BEN FELLER, Associated Press Writer
WASHINGTON (AP) — You say it’s your birthday.
It’s my birthday, too.
And so it went at the White House on Tuesday.
On the day he turned 48, President Barack Obama decided to splash a little celebration on someone with whom he shares the birthday: legendary White House correspondent Helen Thomas, now a columnist with Hearst Newspapers. She turned 89 on Tuesday.
Obama emerged unannounced in the White House briefing room where Thomas sat in the front-row seat reserved in her name. He led the room full of reporters in singing “Happy Birthday to You,” gave a plate full of cupcakes to Thomas, watched her blow out one lit candle and sat down next to her to share a smiling photo.
The president said Thomas wished for peace and no prejudice in the world and — working in a plug for his agenda — a health care reform bill.

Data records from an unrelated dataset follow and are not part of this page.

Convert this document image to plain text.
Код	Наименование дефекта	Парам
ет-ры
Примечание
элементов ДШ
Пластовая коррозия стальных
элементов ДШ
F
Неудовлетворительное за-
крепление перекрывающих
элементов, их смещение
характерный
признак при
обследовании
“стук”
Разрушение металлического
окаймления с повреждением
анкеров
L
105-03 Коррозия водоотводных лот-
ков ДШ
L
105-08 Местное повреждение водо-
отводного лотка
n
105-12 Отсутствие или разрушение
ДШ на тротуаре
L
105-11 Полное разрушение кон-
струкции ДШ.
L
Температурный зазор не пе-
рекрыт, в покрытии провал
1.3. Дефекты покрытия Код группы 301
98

And then he left without taking questions about his own birthday plans or anything else.
Obama had just spent lunch with almost the entire Democratic Senate caucus. Leaders emerged promising to deliver the health care bill Obama wants.
“We’re ready to take on the world,” Sen. Harry Reid said, offering a glowing assessment of Obama’s pep talk.
The president was born in 1961 in Hawaii, a fact state officials have confirmed again and again to address claims of so-called “birthers” who say the president was actually born outside the United States.
The White House said Obama did much of his birthday celebrating over the weekend, hanging with friends and family at Camp David.
But that didn’t stop some school kids on a tour of the White House from trying to get Obama’s attention on the actual birthday itself.
From the steps of the North Portico, they broke out in their own version of “Happy Birthday to You” for the president, and were heard all the way to Pennsylvania Avenue.